Pour la passionnée de trains et de nouveaux ailleurs que je suis, le sujet de Déraillements était vendu d’avance, véritable invitation au voyage. Quand à l’érudition, au style rigoureux, au talent d’écriture de Robert Lévesque, tous largement reconnus malgré – ou à cause de – la réputation sulfureuse de l’écrivain, ils ne pouvaient qu’enrichir les histoires proposées. Ce qui fut fait et bien fait, le livre ne déçoit pas.

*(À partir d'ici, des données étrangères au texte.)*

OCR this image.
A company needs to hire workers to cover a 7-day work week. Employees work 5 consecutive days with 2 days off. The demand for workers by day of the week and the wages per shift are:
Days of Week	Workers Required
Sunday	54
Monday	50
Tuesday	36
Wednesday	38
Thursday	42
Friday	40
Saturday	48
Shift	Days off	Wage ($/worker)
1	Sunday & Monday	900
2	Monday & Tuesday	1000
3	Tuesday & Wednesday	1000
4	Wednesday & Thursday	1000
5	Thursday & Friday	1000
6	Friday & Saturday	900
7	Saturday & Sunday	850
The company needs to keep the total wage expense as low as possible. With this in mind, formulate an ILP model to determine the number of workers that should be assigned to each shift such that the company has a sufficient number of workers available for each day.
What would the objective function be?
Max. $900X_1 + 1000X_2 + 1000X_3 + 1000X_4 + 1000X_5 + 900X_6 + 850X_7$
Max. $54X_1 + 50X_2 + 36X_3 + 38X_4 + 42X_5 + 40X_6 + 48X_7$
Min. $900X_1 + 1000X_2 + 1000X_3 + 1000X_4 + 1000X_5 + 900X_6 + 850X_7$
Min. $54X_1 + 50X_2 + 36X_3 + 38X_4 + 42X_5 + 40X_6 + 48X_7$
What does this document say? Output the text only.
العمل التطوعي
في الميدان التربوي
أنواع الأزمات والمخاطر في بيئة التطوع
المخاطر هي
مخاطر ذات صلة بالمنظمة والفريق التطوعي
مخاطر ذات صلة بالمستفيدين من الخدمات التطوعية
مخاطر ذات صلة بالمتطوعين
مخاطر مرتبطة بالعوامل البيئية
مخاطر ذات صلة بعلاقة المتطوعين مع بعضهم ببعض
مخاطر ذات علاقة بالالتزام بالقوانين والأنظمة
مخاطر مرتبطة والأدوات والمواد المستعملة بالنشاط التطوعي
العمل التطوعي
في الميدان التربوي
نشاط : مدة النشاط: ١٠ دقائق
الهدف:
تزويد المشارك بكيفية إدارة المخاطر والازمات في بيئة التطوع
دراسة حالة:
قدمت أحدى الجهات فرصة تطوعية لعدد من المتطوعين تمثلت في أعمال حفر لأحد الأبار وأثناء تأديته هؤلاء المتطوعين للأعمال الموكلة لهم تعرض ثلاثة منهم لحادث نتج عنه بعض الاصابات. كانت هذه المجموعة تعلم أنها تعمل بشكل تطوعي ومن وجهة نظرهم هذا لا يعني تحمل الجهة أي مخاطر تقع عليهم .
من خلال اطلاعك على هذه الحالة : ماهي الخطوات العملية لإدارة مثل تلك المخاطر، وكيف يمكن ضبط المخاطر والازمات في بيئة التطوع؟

En quelque 30 textes où s’entrecroisent gares, voitures-couchettes et wagons-restaurants, Lévesque explore les univers de nombreux grands de la littérature, de Butor à Rimbaud, de Ferron à Ibsen, de Buies à Joyce. N’en jetez plus, la cour est pleine. En effet, plusieurs écrivains répondent à l’appel, voyageurs sur un quelconque chemin de fer, devenus sujets d’une courte aventure ferroviaire bien ramassée. « Le train filait son allure de train. Dans un reflet s’attardant sur la vitre de son compartiment, [Michèle Desbordes] imagine le sourire de son être cher, de son gisant, un court instant. »
Lévesque a su, par son impressionnante recherche et par sa fascinante capacité à tisser des liens, recréer en quelques pages la séduction exercée par les trains sur les écrivains choisis. L’auteur connaît ses classiques : « Longtemps, Marcel Proust prit des trains de bonne heure ». Lévesque n’a pas oublié Kafka, qui ouvre et clôt l’ouvrage, autant lorsqu’il rêve d’une danseuse russe dont « le train partait tout de suite » que lorsqu’il raconte son « premier grand voyage en chemin de fer [Prague-Zurich] ».
La troublante thématique du train et de la mort fait aussi partie de l’itinéraire. Gabrielle Roy retourne à Saint-Boniface après avoir appris la mort de sa mère et Robert Desnos monte dans un wagon à bestiaux, en route vers Auschwitz.
En 2011, Robert Lévesque est lauréat de la bourse offerte par l’Union des écrivaines et écrivains québécois, laquelle inclut une résidence d’écriture à Petite-Rivière-Saint-François. Souhaitons que Charlevoix lui inspire de nouveaux itinéraires qu’il voudra bien partager.